From mboxrd@z Thu Jan  1 00:00:00 1970
Return-Path: <linux-kernel-owner@vger.kernel.org>
Received: (majordomo@vger.kernel.org) by vger.kernel.org via listexpand
        id S934035AbcLPI4U (ORCPT <rfc822;w@1wt.eu>);
        Fri, 16 Dec 2016 03:56:20 -0500
Received: from mail-oi0-f47.google.com ([209.85.218.47]:33087 "EHLO
        mail-oi0-f47.google.com" rhost-flags-OK-OK-OK-OK) by vger.kernel.org
        with ESMTP id S1757181AbcLPI4M (ORCPT
        <rfc822;linux-kernel@vger.kernel.org>);
        Fri, 16 Dec 2016 03:56:12 -0500
MIME-Version: 1.0
In-Reply-To: <20161215214214.GC3124@twins.programming.kicks-ass.net>
References: <1480610333-23329-1-git-send-email-vincent.guittot@linaro.org> <20161215214214.GC3124@twins.programming.kicks-ass.net>
From: Vincent Guittot <vincent.guittot@linaro.org>
Date: Fri, 16 Dec 2016 09:55:51 +0100
Message-ID: <CAKfTPtA27Ft+N2X5EZ4HT6ZmJGO_5N7eGb81mDeaKak=6S=JCg@mail.gmail.com>
Subject: Re: [PATCH] sched: fix group_entity's share update
To: Peter Zijlstra <peterz@infradead.org>
Cc: Ingo Molnar <mingo@kernel.org>,
        linux-kernel <linux-kernel@vger.kernel.org>,
        Paul Turner <pjt@google.com>, stable@vger.kernel.org
Content-Type: text/plain; charset=UTF-8
Sender: linux-kernel-owner@vger.kernel.org
List-ID: <linux-kernel.vger.kernel.org>
X-Mailing-List: linux-kernel@vger.kernel.org

On 15 December 2016 at 22:42, Peter Zijlstra <peterz@infradead.org> wrote:
>
> On Thu, Dec 01, 2016 at 05:38:53PM +0100, Vincent Guittot wrote:
> > The update of the share of a cfs_rq is done when its load_avg is updated
> > but before the group_entity's load_avg has been updated for the past time
> > slot.

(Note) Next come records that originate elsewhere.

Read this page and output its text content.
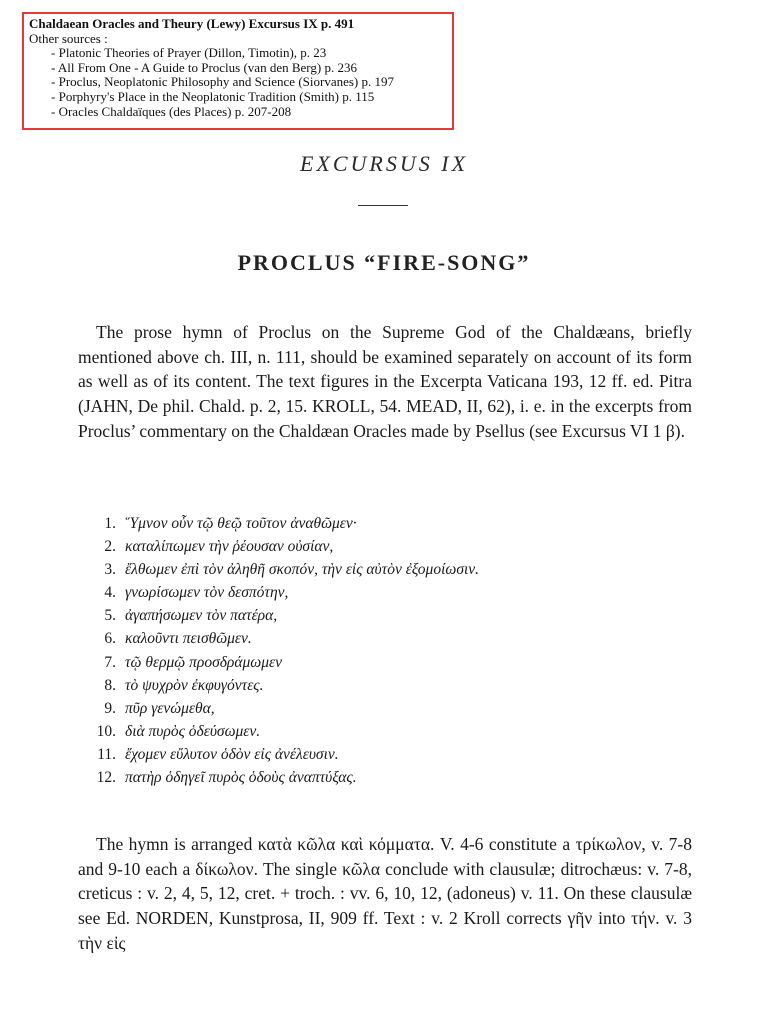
Chaldaean Oracles and Theury (Lewy) Excursus IX p. 491
Other sources :
- Platonic Theories of Prayer (Dillon, Timotin), p. 23
- All From One - A Guide to Proclus (van den Berg) p. 236
- Proclus, Neoplatonic Philosophy and Science (Siorvanes) p. 197
- Porphyry's Place in the Neoplatonic Tradition (Smith) p. 115
- Oracles Chaldaïques (des Places) p. 207-208
EXCURSUS IX
PROCLUS “FIRE-SONG”

The prose hymn of Proclus on the Supreme God of the Chaldæans, briefly mentioned above ch. III, n. 111, should be examined separately on account of its form as well as of its content. The text figures in the Excerpta Vaticana 193, 12 ff. ed. Pitra (JAHN, De phil. Chald. p. 2, 15. KROLL, 54. MEAD, II, 62), i. e. in the excerpts from Proclus’ commentary on the Chaldæan Oracles made by Psellus (see Excursus VI 1 β).

1. Ὕμνον οὖν τῷ θεῷ τοῦτον ἀναθῶμεν·
2. καταλίπωμεν τὴν ῥέουσαν οὐσίαν,
3. ἔλθωμεν ἐπὶ τὸν ἀληθῆ σκοπόν, τὴν εἰς αὐτὸν ἐξομοίωσιν.
4. γνωρίσωμεν τὸν δεσπότην,
5. ἀγαπήσωμεν τὸν πατέρα,
6. καλοῦντι πεισθῶμεν.
7. τῷ θερμῷ προσδράμωμεν
8. τὸ ψυχρὸν ἐκφυγόντες.
9. πῦρ γενώμεθα,
10. διὰ πυρὸς ὁδεύσωμεν.
11. ἔχομεν εὔλυτον ὁδὸν εἰς ἀνέλευσιν.
12. πατὴρ ὁδηγεῖ πυρὸς ὁδοὺς ἀναπτύξας.

The hymn is arranged κατὰ κῶλα καὶ κόμματα. V. 4-6 constitute a τρίκωλον, v. 7-8 and 9-10 each a δίκωλον. The single κῶλα conclude with clausulæ; ditrochæus: v. 7-8, creticus : v. 2, 4, 5, 12, cret. + troch. : vv. 6, 10, 12, (adoneus) v. 11. On these clausulæ see Ed. NORDEN, Kunstprosa, II, 909 ff. Text : v. 2 Kroll corrects γῆν into τήν. v. 3 τὴν εἰς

This generates wrong load_avg accounting which can be significant
> > when small tasks are involved in the scheduling.
> >
> > Let take the example of a task TA that is dequeued of its task group TG1.
> > TA was the only task in TG1 which becomes idle.
> >
> > We have the sequence:
> >
> > - dequeue_entity TA->se
> >     - update_load_avg(TA->se)
> >     - dequeue_entity_load_avg(TG1->cfs_rq, TA->se)
> >     - account_entity_dequeue(TG1->cfs_rq, TA->se)
> >           TG1->cfs_rq->load.weight = 0
> >     - update_cfs_shares(TG1->cfs_rq)
> >               TG1->se->load.weight is updated with the new share of
> >               cfs_rq. TG1->se->load.weight = 0.
> > - dequeue_entity TG1->se
> >     - update_load_avg(TG1->se) but its weight is now null so the last time
> > slot (up to a tick) will be accounted with its new weight (0 in our case)
> > instead of its real weight. The last time slot is accounted as an idle one
> > whereas it was a running one.
> >
> > If the running time of TA is short enough that no tick happens when it
> > runs, all running time of TG1->se will be accounted as idle time.
> >
> > Instead, we should update the share of a cfs_rq (in fact the weight of its
> > group entity) only after having updated the load_avg of the group_entity.
> >
> > update_cfs_shares() now takes the sched_entity as parameter instead of the
> > cfs_rq and the weight of the group_entity is updated only once its load_avg
> > has been synced with current time.
>
> Urgh, brain hurt, also those names don't help; s/TG1/A/ s/TA/a/
>
> So the problem is that in our for_each_sched_entity(se) loop we end up
> changing the next se before we get there.
>
>
>                 root
>               (cfs_rq)
>                   \
>                   (se)
>                     A
>                  (cfs_rq)
>                       \
>                       (se)
>                        a
>
>
> Starting at a's se, we update_cfs_shares() on A's cfs_rq, which then
> updates A's se, which is the next se in our iteration and mucks with
> state before we get there.
>
> So you change update_cfs_shares() to go downward while we go upward,
> ensuring we only update things that we've finished with.

yes

>
> Makes sense..
>
> >  kernel/sched/fair.c | 27 ++++++++++++++++-----------
> >  1 file changed, 16 insertions(+), 11 deletions(-)
> >
> > diff --git a/kernel/sched/fair.c b/kernel/sched/fair.c
> > index 18d9e75..19092fa 100644
> > --- a/kernel/sched/fair.c
> > +++ b/kernel/sched/fair.c
> > @@ -2689,15 +2689,18 @@ static void reweight_entity(struct cfs_rq *cfs_rq, struct sched_entity *se,
> >
> >  static inline int throttled_hierarchy(struct cfs_rq *cfs_rq);
> >
> > -static void update_cfs_shares(struct cfs_rq *cfs_rq)
> > +static void update_cfs_shares(struct sched_entity *se)
> >  {
> >       struct task_group *tg;
> > -     struct sched_entity *se;
> > +     struct cfs_rq *cfs_rq = group_cfs_rq(se);
> >       long shares;
>
> please keep them ordered by length.

Ok

>
> >
> > +     if (entity_is_task(se))
>
> can be: !cfs_rq, which is the same and we already done that load.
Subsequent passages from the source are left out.